Airbus patented a jet that could fly from London to New York in 1 hour - tilt
http://www.businessinsider.com.au/airbus-just-patented-a-jet-that-can-fly-from-london-to-new-york-in-1-hour-2015-7
======
drallison
The patent describes a vehicle that seems more of a concept description than a
real invention. Clearly the patent office disagreed. The primary claim is:

1\. An air vehicle including a fuselage (F), a gothic delta wing (A)

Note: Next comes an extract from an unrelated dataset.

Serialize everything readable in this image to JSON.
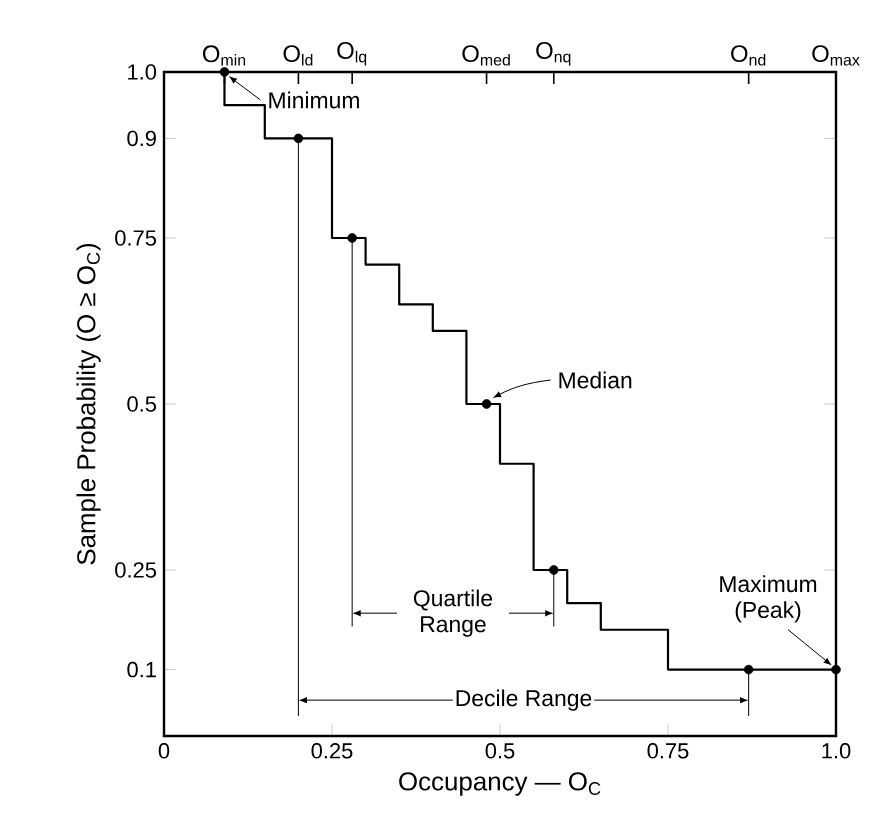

distributed on either side of the fuselage, and a system of motors (TB1, TB2,
ST1, ST2, Mf) able to propel the air vehicle, wherein: the fuselage contains a
tank (Rv) of hydrogen, wherein the hydrogen is liquid or in the state of
slush, and one or more liquid oxygen tanks (RO1, RO2); the gothic delta wing
(A) has a flat upper surface and a flat lower surface, and a wing root which
starts roughly in an area where a forward part of the fuselage broadens; a fin
(a1, a2) is attached to each outer end of the trailing edge of the delta wing
using a cylindrical part the axis of which is parallel to a longitudinal axis
of the fuselage, where each fin consists of two roughly identical trapezoid-
shaped elements attached to the cylindrical part and located in the same
plane, on either side of the cylindrical part, wherein each cylindrical part
is able to rotate around its axis such that both trapezoid-shaped elements
which are attached to the cylindrical part are positioned either in a plane
parallel to the plane of the gothic delta wing, or in a plane perpendicular to
the gothic delta wing; and the system of motors includes at least one turbojet
(TB1, TB2) positioned in a forward portion of the fuselage and able to be
retracted into the fuselage, at least one fixed-geometry ramjet (ST1, ST2),
and one rocket motor (Mf) positioned within a rear part of the fuselage,
wherein a door (D) located in the rear part of the fuselage is able to be
opened or closed, respectively to expose the rocket motor to the exterior, or
to isolate the rocket motor from the exterior.